University Town Plaza
- Location: Pensacola, Florida, U.S.
- Coordinates: 30°29′55″N 87°13′30″W﻿ / ﻿30.4986°N 87.2251°W
- Address: 7171 North Davis Highway
- Opened: 1974
- Closed: 2013 (original indoor mall)
- Developer: Cousins Properties
- Owner: Washington Prime Group
- Anchor tenants: 5
- Floor area: 747,000 square feet (69,400 m^{2}) (original mall)
- Floors: 1

= University Town Plaza =

University Town Plaza is an outdoor shopping mall in Pensacola, Florida, United States. It is being developed on the site of the former University Mall, which operated from 1974 to 2013. The mall's original anchor stores were J. C. Penney, Sears, and McRae's. In 2013, the mall was torn down except for its anchor stores and rebuilt as an outdoor complex. Anchor stores of the outdoor complex are J. C. Penney, Burlington, BJ's Wholesale Club, Conn's and Academy Sports + Outdoors. The mall is owned and managed by Washington Prime.

==History==
University Mall opened in 1974 with J. C. Penney, Sears-closed in July 2018, and McRae's, in its first location outside Mississippi. The mall was largely damaged by Hurricane Ivan in 2004, but all three anchor stores soon reopened. Plans were first announced in 2007 to redevelop the mall, which had been losing stores, but retain all three anchors.

Belk, which bought the McRae's chain, closed its store at the mall in 2011 and consolidated into a newly relocated store at Cordova Mall.

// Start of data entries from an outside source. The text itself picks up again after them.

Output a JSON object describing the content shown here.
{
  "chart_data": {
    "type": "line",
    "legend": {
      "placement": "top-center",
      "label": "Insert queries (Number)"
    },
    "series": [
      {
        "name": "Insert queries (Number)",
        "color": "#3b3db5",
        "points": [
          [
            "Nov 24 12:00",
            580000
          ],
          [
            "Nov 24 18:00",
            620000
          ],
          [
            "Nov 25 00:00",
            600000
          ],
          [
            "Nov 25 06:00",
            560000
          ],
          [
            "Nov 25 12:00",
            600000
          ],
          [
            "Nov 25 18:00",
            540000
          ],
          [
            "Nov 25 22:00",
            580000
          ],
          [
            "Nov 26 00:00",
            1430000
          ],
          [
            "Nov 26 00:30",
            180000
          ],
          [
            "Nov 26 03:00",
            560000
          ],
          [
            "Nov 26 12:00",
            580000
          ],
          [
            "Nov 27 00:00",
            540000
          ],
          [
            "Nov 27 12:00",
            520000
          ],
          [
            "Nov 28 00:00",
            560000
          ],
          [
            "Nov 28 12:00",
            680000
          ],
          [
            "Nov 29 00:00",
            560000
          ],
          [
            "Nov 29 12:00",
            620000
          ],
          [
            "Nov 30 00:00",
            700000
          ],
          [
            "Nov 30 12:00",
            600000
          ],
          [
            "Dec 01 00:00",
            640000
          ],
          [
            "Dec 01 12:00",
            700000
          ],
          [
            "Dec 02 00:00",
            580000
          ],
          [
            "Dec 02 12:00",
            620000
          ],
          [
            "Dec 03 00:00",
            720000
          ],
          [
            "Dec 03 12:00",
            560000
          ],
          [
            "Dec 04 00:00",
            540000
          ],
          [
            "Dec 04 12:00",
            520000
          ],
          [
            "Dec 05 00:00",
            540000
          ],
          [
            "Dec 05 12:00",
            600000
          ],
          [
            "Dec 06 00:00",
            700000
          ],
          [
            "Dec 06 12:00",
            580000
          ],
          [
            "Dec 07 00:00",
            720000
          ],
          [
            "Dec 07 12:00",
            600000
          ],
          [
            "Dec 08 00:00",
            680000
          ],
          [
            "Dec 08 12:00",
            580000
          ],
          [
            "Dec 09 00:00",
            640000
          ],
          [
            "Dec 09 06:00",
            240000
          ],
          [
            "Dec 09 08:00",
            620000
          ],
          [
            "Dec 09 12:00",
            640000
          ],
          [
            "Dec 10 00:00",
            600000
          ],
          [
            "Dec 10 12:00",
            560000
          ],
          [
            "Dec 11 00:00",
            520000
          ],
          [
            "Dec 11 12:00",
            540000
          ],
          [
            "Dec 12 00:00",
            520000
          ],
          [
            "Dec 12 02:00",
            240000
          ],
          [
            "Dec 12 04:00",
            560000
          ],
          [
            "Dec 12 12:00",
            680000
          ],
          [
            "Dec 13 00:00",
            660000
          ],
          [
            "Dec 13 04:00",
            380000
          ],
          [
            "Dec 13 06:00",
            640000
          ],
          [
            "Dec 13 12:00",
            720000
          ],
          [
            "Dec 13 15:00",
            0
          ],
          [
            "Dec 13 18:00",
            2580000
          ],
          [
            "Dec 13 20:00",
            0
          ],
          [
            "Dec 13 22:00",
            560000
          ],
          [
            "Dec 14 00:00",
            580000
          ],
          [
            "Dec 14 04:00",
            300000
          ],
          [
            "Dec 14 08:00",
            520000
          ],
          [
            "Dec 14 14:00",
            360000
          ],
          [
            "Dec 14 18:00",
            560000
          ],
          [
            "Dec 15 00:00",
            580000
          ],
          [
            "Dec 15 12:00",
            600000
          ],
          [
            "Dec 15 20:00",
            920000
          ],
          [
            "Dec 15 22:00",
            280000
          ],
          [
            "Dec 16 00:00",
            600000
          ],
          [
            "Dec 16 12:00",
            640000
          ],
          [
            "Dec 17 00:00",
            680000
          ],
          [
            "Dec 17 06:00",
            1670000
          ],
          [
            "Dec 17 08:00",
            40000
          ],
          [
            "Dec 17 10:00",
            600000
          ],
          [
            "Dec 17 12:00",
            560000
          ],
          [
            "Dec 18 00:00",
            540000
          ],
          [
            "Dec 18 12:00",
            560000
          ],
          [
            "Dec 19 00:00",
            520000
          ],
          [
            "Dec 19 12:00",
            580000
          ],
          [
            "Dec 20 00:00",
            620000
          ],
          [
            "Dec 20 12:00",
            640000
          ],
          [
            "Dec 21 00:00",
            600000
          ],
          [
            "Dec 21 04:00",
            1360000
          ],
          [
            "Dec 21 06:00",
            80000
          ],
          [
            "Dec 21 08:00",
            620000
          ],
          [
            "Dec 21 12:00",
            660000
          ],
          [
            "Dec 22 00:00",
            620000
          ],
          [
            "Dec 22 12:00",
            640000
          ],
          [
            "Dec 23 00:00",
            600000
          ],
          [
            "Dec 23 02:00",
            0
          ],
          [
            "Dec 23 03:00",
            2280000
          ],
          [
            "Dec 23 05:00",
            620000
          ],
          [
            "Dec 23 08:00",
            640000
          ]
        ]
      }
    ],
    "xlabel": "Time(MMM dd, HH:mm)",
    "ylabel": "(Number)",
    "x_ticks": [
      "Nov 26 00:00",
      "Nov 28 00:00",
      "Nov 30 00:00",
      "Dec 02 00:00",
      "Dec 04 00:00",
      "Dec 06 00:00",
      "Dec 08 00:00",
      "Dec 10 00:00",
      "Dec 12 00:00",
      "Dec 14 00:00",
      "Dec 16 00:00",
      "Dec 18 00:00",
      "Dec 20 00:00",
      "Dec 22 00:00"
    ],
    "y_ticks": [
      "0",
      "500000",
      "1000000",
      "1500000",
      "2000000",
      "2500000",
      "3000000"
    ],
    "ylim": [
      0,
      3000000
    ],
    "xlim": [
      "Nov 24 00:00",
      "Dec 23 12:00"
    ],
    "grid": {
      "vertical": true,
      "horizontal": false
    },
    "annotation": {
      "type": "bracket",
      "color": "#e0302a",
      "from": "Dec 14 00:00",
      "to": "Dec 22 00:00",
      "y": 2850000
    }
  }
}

In 2013, Simon began demolition of the mall property, and announced the newly redeveloped mall would include Academy Sports + Outdoors, Burlington Coat Factory, and Toys "R" Us, which closed in June 2018. The first phase of renovation would also include a new series of inline shops including Famous Footwear, Motherhood Maternity, and a Jimmy John's restaurant. J. C. Penney has remained operational at the mall.

In 2015, Sears Holdings spun off 235 of its properties, including the Sears at University Town Plaza, into Seritage Growth Properties. The former Sears was torn down in 2019 for a BJ's Wholesale Club.

Conn's would open in the former Toys "R" Us in 2022.